3.3.1 信号量 (semaphore)

3.3.1.1 信号量的基本信息

信号量是由 POSIX 定义的，并不是 pthread 的一部分，但是多数的类 unix 系统在 pthread 的实现中包含了信号量。[3]

信号量是一个大于等于 0 的值，sem_post 时，此量加 1；sem_wait 时，此量大于 0 则减 1，此量等于 0 则阻塞等待。

信号量的这种机制，可以用来解决竞争问题，也可以用来解决协同问题：

1）限定取值范围为 0 和 1 的时候，称之为二元信号量，表现上类似于互斥锁，可以解决竞争问题。
2）不限定取值范围，称之为多元信号量，它可以对资源进行计数，表现上类似于条件变量，可以解决像生产者-消费者的之类的协同问题。

在实现上，信号量分两种，一种未命名信号量，另一种是命名信号量。

信号量相关的 overview 文档： https://man7.org/linux/man-pages/man7/sem_overview.7.html 。

3.3.1.2 未命名信号量（unnamed semaphore）

通过以下 api 可以创建并使用未命名信号量，它的接口大致如下[9]：

#include <semaphore.h>

// 初始化信号量
// 参数：
//   pshared，0 表示进程内使用；非 0 表示跨进程使用
//   value，信号量的初值
// return: 0 for success, -1 for error
// 文档： https://man7.org/linux/man-pages/man3/sem_init.3.html
int sem_init(sem_t *sem, int pshared, unsigned int value); 

// 销毁信号量
// 文档： https://man7.org/linux/man-pages/man3/sem_destroy.3.html
int sem_destroy(sem_t *sem);  

// 释放信号量，信号量值加 1
// return: 0 for success, -1 for error
// 文档： https://man7.org/linux/man-pages/man3/sem_post.3.html
int sem_post(sem_t *sem);  

// 获取信号量，信号量 0 时阻塞，大于 0 时减 1
// return: 0 for success, -1 for error
// 文档： https://man7.org/linux/man-pages/man3/sem_wait.3.html
int sem_wait(sem_t *sem);

未命名信号量可以用于进程内，也可以用于跨进程（fork出来的进程），这取决于 init 时的 pshared 参数。

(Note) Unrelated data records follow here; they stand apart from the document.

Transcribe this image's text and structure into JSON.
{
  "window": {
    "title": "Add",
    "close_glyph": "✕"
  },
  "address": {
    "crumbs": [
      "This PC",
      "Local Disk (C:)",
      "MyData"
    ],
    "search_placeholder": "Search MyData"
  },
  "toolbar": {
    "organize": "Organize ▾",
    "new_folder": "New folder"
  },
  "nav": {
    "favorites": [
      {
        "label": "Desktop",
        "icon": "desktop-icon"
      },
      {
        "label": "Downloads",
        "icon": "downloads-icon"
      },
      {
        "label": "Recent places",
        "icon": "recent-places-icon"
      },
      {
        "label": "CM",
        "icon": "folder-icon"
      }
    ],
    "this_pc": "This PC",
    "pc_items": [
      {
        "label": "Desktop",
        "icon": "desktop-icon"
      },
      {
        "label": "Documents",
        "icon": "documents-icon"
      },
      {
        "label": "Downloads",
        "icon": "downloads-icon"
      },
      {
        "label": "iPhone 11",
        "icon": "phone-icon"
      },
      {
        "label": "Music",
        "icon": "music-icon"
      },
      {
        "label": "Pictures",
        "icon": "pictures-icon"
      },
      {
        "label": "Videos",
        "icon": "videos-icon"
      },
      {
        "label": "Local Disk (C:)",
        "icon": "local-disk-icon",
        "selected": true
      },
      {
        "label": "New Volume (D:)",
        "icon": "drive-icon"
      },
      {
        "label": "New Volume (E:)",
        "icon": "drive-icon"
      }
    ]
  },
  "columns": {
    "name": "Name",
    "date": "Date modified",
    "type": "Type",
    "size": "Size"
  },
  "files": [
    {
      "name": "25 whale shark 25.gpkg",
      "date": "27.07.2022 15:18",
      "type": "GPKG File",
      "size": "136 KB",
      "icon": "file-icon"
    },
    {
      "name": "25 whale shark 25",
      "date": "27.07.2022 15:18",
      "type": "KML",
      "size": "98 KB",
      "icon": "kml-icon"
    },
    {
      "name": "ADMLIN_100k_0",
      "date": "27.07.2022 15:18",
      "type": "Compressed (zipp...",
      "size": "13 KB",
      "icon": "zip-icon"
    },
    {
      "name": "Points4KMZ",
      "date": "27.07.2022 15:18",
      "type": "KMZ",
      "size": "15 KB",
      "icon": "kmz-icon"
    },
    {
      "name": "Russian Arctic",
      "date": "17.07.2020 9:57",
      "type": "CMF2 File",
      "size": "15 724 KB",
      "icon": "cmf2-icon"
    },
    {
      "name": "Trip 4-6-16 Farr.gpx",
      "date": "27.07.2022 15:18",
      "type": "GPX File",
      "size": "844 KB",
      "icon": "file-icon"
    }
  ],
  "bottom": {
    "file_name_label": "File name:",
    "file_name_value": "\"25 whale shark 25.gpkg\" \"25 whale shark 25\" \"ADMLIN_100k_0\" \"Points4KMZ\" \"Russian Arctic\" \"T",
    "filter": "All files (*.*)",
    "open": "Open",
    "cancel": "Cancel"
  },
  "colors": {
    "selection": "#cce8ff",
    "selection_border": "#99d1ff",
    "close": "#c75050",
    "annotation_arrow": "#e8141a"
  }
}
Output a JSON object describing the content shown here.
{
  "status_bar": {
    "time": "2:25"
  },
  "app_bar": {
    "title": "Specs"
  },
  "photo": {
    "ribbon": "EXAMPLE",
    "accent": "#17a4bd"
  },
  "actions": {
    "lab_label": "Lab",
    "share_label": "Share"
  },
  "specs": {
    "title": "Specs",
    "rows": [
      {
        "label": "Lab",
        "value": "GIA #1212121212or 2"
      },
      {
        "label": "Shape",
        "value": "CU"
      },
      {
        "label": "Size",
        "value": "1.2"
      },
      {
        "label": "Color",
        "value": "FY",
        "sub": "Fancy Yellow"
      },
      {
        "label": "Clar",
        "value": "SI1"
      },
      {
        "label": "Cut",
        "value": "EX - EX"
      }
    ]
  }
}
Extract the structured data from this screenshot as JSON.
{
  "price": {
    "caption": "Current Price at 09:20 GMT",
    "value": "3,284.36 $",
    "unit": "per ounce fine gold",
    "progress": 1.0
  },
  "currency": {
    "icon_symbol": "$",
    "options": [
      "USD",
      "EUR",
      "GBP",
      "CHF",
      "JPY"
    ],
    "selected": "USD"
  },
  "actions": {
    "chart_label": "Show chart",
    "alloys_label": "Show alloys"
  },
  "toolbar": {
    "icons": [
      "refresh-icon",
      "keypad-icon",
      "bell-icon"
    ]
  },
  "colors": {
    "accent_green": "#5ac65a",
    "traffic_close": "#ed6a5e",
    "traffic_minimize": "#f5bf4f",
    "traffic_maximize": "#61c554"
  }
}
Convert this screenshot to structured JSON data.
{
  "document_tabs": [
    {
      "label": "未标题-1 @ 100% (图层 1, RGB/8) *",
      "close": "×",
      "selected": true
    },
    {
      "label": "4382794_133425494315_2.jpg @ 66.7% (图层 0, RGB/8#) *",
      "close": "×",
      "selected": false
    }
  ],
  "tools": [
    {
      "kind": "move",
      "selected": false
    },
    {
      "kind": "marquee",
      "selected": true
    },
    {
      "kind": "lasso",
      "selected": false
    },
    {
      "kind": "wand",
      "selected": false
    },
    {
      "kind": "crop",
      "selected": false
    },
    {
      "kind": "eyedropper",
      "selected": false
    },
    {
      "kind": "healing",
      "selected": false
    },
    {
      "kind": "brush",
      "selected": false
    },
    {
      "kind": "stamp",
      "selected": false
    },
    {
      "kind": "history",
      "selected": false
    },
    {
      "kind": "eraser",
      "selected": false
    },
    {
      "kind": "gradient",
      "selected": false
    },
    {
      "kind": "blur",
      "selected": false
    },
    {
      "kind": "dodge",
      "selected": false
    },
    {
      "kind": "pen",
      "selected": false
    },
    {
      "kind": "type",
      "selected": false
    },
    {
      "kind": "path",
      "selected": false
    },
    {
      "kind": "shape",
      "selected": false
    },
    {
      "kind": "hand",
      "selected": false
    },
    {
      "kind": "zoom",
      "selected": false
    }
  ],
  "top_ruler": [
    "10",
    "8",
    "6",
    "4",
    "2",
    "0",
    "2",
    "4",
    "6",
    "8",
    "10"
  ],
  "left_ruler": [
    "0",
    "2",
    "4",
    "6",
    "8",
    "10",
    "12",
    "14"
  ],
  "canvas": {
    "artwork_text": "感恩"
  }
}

当要将它用于跨进程时，这些进程需要都能访问到 sem_t 变量，所以，一般是把这个变量放到共享内存上，这样一来，fork 出来的进程或不相干的进程都可以透过共享内存访问到这个变量。

示例代码，参考自此文《Linux系统编程学习笔记——进程间的同步：信号量、互斥锁、信号》 [10]。

#include <stdio.h>
#include <semaphore.h>
#include <unistd.h>
#include <stdlib.h>
#include <sys/mman.h>

int main() {
    sem_t *sem_id = NULL;
    pid_t pid;
    sem_id = mmap(NULL, sizeof(sem_t), PROT_READ|PROT_WRITE, MAP_SHARED|MAP_ANONYMOUS, -1, 0);
    sem_init(sem_id, 1, 1);
    pid = fork();
    if (pid > 0) {
        while (1) {
            sem_wait(sem_id);
            printf("This is parent process\n");
            sleep(1);
        }
    } else if (0 == pid) {
        while (1) {
            printf("This is child process\n");
            sleep(5);
            sem_post(sem_id);
        }
    }
    return 0;
}

mmap 的函数原型大致如下：

#include <sys/mman.h>

// 参数：
//    addr，指定了映射起始地址；如果为NULL，内核会选择一个合适的地址来创建映射，这是最可移植的做法
//    length，指定了映射的字节数
//    prot，位掩码，指定了映射内存的保护空间属性，可读写即为 PROT_READ|PROT_WRITE
//    flags，控制映射操作各个方面选项的位掩码，共享映射且没有对应文件的匿名映射即 MAP_SHARED|MAP_ANONYMOUS
//    fd，用于文件映射的，匿名映射可以填 -1
//    offset，用于文件映射的，匿名映射可以填 0
// Return: 成功时，返回映射地址的指针；失败时，返回 MAP_FAILED，即((void*)-1)  
// 文档： https://man7.org/linux/man-pages/man2/mmap.2.html
void *mmap(void *addr, size_t length, int prot, int flags, int fd, off_t offset);

在父子进程间或不相干进程间使用未命名信号量，其做法与互斥锁都是相似的，更具体的做法可以参照的互斥锁。但实际上，如果要跨进程使用信号量，使用下面的命名信号量更方便。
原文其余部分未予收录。